GPT-3 transforme la recherche chimique
L’intelligence artificielle est en train de devenir un outil essentiel en recherche en chimie. Elle apporte de nouvelles méthodes pour relever des défis complexes qu’on ne parvient pas à résoudre avec les approches traditionnelles. Un type d’intelligence artificielle de plus en plus utilisé en chimie est l’apprentissage machine. Ce dernier utilise des algorithmes et des modèles statistiques pour prendre des décisions basées sur des données et réaliser des tâches pour lesquelles il n’a pas été explicitement programmé.
Toutefois, pour faire des prédictions fiables, l’apprentissage machine nécessite également de grands volumes de données, qui ne sont pas toujours disponibles dans la recherche en chimie. Les petits ensembles de données chimiques ne fournissent tout simplement pas assez d’informations pour permettre à ces algorithmes de s’entraîner, ce qui limite leur efficacité.
Dans une récente étude, des scientifiques de l’équipe de Berend Smit de l’EPFL ont trouvé une solution basée sur les grands modèles de langage tels que GPT-3. Réputés pour leurs vastes capacités de compréhension et de production de textes identiques à ceux d’un être humain, ces modèles sont pré-entraînés sur des quantités massives de textes. GPT-3 constitue la base de ChatGPT, l’outil d’IA le plus populaire.
Publiée dans la revue Nature Machine Intelligence, l’étude dévoile une nouvelle approche qui simplifie considérablement l’analyse chimique grâce à l’intelligence artificielle. Contrairement au scepticisme initial, cette méthode ne pose pas directement de questions de chimie à GPT-3.
«GPT-3 n’a pas eu connaissance de la plupart des publications en chimie. Donc, si nous posons une question de chimie à ChatGPT, les réponses se limitent généralement à ce que l’on peut trouver sur Wikipédia», déclare Kevin Jablonka, principal chercheur de l’étude. «Au lieu de cela, nous perfectionnons GPT-3 avec un petit ensemble de données converties en questions et en réponses, créant ainsi un modèle capable de fournir des informations chimiques précises.»
Ce processus implique d’alimenter GPT-3 avec une liste de questions-réponses. «Par exemple, pour les alliages à haute entropie, il est important de savoir si un alliage comporte une ou plusieurs phases», explique Berend Smit. «La liste de questions-réponses est du type: Q = Le <nom de l’alliage à haute entropie> comporte-t-il une seule phase? R = Oui/Non.»

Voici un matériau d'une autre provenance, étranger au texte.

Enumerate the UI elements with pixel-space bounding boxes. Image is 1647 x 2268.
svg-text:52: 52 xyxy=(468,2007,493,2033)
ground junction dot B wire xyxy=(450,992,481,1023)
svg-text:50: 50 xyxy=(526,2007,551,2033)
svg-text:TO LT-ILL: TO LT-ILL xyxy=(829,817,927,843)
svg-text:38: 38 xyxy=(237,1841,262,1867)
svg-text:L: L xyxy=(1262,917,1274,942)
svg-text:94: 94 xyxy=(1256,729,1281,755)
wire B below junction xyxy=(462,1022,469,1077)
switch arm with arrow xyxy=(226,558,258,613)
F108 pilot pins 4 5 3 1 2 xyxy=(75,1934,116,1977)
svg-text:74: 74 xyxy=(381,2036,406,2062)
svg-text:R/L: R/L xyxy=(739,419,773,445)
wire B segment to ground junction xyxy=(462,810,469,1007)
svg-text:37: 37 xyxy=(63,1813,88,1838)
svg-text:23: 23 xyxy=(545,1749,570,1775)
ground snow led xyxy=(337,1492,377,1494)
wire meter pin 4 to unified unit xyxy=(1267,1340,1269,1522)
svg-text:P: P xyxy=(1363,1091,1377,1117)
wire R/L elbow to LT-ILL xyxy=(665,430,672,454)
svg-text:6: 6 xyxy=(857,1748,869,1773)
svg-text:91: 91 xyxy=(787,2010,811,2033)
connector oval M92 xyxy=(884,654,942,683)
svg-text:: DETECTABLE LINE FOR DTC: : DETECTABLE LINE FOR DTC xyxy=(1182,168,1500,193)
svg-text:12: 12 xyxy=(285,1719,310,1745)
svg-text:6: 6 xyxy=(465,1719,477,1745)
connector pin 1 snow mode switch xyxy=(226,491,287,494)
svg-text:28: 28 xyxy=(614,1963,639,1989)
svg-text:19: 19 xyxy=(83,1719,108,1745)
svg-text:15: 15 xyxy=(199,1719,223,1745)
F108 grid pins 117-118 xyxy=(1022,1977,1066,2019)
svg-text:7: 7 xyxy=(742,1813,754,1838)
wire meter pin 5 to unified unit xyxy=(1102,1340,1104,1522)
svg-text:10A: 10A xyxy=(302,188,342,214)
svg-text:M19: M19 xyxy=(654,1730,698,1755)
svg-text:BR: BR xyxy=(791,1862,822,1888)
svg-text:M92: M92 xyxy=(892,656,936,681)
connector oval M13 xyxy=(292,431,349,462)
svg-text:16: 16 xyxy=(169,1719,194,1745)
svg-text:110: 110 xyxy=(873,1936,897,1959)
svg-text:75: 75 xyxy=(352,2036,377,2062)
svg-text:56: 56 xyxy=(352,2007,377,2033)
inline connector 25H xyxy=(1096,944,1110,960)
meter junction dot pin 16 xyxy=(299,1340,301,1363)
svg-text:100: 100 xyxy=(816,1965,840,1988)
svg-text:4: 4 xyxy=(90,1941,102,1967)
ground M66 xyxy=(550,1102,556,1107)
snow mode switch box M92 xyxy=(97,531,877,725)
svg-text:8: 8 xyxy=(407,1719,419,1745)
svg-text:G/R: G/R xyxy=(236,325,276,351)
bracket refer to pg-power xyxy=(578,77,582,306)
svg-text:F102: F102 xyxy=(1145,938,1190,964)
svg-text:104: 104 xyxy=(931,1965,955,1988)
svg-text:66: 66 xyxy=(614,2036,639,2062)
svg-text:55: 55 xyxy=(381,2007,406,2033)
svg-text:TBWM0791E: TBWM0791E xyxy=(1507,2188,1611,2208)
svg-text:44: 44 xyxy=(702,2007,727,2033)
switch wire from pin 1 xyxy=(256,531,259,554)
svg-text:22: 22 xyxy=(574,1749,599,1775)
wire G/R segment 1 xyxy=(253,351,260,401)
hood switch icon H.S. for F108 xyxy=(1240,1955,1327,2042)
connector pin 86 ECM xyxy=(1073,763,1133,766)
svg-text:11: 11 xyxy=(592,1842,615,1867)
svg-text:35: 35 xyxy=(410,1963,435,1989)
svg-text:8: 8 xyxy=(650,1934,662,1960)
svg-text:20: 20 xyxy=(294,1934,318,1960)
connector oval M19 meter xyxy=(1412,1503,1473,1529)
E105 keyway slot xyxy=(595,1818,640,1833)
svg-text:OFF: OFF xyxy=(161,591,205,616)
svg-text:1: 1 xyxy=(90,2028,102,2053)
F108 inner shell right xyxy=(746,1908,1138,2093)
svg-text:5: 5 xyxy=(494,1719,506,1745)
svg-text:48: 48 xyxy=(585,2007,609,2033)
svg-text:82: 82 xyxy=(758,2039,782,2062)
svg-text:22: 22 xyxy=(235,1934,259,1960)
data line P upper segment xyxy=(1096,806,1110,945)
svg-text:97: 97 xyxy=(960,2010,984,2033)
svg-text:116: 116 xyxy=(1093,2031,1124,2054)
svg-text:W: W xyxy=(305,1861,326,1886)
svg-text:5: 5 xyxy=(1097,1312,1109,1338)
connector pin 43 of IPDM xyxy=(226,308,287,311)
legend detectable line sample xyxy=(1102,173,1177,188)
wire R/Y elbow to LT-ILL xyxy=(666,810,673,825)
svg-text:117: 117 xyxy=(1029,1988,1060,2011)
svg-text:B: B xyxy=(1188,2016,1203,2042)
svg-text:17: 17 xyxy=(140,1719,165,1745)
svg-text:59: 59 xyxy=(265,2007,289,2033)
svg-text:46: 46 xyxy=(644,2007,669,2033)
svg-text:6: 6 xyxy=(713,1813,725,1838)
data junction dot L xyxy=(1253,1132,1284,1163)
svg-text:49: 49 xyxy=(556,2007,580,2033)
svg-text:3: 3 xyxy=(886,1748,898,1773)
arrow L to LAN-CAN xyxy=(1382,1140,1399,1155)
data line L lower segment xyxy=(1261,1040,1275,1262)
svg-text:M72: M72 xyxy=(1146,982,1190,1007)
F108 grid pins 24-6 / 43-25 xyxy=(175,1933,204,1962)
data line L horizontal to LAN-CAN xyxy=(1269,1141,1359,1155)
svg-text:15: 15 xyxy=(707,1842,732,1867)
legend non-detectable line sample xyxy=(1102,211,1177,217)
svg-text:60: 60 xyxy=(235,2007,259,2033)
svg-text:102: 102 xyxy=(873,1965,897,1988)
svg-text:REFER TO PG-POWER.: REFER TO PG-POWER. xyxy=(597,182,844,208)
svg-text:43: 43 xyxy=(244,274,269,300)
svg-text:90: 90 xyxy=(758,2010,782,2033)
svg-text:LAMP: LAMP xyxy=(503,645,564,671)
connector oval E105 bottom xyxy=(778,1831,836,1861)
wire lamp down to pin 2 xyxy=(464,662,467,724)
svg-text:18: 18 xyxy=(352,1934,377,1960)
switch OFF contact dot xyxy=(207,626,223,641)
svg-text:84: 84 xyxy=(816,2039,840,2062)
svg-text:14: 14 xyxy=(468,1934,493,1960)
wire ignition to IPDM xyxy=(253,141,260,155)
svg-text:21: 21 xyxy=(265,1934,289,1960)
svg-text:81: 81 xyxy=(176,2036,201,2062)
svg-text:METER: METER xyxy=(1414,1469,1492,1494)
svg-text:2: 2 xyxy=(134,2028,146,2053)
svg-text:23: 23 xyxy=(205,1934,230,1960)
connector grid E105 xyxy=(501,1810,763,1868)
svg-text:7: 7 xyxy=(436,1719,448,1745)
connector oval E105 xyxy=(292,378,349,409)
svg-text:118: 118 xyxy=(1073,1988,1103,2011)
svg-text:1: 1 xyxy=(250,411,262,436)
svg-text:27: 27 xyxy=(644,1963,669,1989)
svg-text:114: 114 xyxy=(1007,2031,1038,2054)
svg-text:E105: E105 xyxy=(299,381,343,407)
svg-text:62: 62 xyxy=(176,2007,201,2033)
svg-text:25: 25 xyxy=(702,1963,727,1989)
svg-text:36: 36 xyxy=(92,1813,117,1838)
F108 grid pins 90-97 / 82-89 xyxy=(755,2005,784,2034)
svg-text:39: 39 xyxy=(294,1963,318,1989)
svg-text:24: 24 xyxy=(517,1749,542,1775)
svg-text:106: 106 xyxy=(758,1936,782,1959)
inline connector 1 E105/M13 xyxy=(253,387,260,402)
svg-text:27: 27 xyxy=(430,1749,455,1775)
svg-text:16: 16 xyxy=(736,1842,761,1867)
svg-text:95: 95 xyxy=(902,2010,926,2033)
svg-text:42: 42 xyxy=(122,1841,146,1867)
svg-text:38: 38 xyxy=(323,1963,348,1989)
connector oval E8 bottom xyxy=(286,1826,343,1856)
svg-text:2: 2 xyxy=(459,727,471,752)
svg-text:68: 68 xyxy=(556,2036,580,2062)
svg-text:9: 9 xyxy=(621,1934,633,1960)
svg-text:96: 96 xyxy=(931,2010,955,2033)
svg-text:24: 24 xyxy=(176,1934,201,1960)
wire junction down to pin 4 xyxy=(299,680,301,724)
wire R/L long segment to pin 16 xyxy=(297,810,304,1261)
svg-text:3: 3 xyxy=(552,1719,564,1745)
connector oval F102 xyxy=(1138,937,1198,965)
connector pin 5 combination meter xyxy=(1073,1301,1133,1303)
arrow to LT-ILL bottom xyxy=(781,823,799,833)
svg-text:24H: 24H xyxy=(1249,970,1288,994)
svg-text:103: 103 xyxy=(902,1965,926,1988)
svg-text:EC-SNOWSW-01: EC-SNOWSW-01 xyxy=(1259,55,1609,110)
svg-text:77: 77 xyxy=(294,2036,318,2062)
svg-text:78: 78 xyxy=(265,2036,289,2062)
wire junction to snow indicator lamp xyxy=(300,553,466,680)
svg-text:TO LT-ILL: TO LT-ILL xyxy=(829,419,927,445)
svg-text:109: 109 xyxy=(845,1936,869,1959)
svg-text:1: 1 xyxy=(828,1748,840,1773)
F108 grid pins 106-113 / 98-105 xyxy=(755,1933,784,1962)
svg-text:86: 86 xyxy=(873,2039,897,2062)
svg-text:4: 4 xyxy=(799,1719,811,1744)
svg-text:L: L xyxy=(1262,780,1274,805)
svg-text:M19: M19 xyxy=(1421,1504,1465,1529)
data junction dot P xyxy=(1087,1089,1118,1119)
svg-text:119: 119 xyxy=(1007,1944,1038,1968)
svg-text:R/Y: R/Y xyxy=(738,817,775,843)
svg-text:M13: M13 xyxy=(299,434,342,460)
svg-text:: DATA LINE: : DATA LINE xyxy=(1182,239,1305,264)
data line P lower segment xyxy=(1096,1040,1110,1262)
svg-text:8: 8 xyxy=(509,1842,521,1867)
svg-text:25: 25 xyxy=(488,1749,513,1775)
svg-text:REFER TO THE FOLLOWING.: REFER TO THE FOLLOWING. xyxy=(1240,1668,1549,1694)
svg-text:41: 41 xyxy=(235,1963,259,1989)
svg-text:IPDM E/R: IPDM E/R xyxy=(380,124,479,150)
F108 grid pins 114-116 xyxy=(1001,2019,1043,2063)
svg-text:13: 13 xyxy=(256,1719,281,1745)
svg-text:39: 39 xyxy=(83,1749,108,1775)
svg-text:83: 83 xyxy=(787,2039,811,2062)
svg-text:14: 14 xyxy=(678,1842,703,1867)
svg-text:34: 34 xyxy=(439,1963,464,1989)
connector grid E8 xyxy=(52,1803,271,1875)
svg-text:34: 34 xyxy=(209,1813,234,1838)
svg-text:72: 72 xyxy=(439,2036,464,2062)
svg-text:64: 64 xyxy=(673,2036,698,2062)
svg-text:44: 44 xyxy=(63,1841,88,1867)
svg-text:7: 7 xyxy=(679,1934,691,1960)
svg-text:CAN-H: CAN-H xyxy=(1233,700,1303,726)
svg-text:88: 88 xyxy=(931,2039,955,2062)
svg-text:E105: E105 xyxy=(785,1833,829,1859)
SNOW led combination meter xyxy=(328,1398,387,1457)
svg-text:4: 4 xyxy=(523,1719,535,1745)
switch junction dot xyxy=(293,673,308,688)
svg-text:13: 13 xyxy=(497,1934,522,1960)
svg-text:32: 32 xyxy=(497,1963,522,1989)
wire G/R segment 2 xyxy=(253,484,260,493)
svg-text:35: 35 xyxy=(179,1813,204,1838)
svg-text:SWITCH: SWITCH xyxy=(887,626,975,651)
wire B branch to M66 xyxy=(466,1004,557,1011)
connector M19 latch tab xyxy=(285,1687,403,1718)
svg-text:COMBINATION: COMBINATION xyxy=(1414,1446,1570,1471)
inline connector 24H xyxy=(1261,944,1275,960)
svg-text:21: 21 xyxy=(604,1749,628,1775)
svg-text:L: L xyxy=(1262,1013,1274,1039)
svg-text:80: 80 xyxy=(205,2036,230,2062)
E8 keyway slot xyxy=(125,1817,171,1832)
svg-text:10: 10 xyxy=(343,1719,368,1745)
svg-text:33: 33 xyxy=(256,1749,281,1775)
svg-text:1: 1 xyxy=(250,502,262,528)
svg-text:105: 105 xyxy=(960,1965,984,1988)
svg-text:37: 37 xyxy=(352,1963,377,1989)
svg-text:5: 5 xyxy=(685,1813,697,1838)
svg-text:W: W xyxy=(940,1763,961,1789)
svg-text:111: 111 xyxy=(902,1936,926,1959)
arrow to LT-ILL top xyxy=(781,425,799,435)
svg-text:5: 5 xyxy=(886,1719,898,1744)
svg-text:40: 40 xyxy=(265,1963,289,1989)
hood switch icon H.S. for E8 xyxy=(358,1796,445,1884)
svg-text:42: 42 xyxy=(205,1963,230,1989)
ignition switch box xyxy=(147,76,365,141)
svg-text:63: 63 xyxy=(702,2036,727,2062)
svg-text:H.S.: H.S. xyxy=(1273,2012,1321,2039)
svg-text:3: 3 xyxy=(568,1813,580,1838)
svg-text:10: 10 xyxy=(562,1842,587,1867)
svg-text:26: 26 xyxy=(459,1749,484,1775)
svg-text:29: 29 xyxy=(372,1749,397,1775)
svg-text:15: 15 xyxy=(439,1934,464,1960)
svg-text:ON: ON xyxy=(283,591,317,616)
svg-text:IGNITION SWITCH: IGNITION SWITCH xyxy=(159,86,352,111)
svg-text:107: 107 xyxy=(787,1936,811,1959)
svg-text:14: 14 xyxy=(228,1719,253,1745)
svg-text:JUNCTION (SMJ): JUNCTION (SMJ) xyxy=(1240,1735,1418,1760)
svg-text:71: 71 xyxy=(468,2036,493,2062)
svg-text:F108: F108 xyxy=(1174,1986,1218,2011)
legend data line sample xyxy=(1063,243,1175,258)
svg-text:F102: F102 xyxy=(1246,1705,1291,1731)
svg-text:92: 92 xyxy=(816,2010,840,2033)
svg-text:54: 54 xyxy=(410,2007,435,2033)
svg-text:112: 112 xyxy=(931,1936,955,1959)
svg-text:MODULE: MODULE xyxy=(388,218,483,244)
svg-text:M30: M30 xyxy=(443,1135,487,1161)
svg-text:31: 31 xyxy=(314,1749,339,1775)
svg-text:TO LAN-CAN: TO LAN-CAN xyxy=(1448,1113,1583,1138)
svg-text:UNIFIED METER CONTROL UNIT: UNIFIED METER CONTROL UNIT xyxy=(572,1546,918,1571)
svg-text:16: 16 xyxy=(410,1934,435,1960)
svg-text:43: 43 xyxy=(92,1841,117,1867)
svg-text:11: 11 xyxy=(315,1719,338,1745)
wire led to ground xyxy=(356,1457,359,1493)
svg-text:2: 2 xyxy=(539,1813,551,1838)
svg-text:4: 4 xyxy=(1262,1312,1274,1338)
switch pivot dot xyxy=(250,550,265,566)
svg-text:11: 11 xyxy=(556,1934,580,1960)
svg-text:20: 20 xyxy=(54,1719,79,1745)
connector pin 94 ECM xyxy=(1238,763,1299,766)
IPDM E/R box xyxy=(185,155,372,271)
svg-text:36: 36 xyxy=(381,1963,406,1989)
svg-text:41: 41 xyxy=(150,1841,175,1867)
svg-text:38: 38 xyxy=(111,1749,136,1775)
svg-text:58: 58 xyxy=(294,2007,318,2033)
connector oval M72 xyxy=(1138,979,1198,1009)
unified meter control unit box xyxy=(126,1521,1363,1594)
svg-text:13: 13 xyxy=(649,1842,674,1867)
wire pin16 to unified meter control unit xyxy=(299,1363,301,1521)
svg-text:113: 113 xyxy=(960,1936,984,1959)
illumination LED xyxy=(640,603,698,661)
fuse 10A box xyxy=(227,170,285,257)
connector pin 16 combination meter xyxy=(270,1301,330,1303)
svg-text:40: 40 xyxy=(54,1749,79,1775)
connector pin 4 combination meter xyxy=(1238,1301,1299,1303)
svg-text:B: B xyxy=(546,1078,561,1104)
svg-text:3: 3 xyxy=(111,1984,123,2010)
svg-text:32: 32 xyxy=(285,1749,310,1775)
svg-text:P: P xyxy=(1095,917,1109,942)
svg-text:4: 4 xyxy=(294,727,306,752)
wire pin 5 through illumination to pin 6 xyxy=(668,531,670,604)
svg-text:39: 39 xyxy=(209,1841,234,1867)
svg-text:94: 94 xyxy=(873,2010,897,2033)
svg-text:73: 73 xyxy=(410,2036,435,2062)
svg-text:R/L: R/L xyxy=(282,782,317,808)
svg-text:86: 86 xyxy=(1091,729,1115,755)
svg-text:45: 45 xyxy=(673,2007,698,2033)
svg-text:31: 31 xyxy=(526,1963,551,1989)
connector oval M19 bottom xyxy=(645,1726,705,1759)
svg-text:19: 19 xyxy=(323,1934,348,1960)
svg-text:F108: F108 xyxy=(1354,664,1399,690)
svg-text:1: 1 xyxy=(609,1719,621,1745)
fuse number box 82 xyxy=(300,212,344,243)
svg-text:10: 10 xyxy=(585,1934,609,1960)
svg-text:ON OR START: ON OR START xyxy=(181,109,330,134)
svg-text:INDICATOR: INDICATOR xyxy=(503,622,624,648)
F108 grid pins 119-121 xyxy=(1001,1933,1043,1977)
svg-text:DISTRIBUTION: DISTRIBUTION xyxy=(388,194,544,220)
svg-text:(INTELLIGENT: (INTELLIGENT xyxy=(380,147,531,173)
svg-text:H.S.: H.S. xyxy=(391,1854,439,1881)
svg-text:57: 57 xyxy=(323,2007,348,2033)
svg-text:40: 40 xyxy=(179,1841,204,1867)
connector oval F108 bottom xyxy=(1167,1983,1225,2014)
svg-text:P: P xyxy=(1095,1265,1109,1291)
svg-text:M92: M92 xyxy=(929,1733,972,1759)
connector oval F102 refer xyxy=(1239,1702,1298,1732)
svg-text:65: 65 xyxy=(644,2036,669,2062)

Il poursuit: «Dans la littérature, nous avons trouvé de nombreux alliages pour lesquels on connaît la réponse. Nous avons utilisé ces données pour perfectionner GPT-3. Nous obtenons en retour un modèle d’IA perfectionné et entraîné à ne répondre à cette question que par oui ou par non.»
Pendant les tests, le modèle, entraîné avec relativement peu de questions-réponses, a répondu correctement à plus de 95% de problèmes chimiques très divers, dépassant souvent la précision des modèles d’apprentissage machine ultramodernes. « L’essentiel est que cela soit aussi simple que de faire une recherche documentaire, ce qui fonctionne pour de nombreux problèmes chimiques», affirme Smit.
L’un des aspects les plus frappants de cette étude est la simplicité et la rapidité de cet outil. Les modèles d’apprentissage machine traditionnels nécessitent des mois de développement et des connaissances approfondies. En revanche, l’approche développée par Kevin Jablonka prend cinq minutes et ne requiert aucune connaissance particulière.
Les répercussions de l’étude sont importantes. Elle présente une méthode aussi simple qu’une recherche documentaire, applicable à divers problèmes chimiques. La possibilité de formuler des questions telles que «Le rendement d’un [produit chimique] fabriqué avec cette [recette] est-il élevé?» et d’obtenir des réponses précises peut révolutionner la manière de planifier et de mener la recherche en chimie.
Dans l’article, les auteurs précisent : «Parallèlement à la recherche documentaire, l’interrogation d’un modèle de base [par exemple, GPT-3,4] pourrait devenir un moyen habituel de lancer un projet en tirant parti de la connaissance collective intégérée dans ce type de modèle.» Selon Berend Smit, cela va changer la façon de faire de la chimie.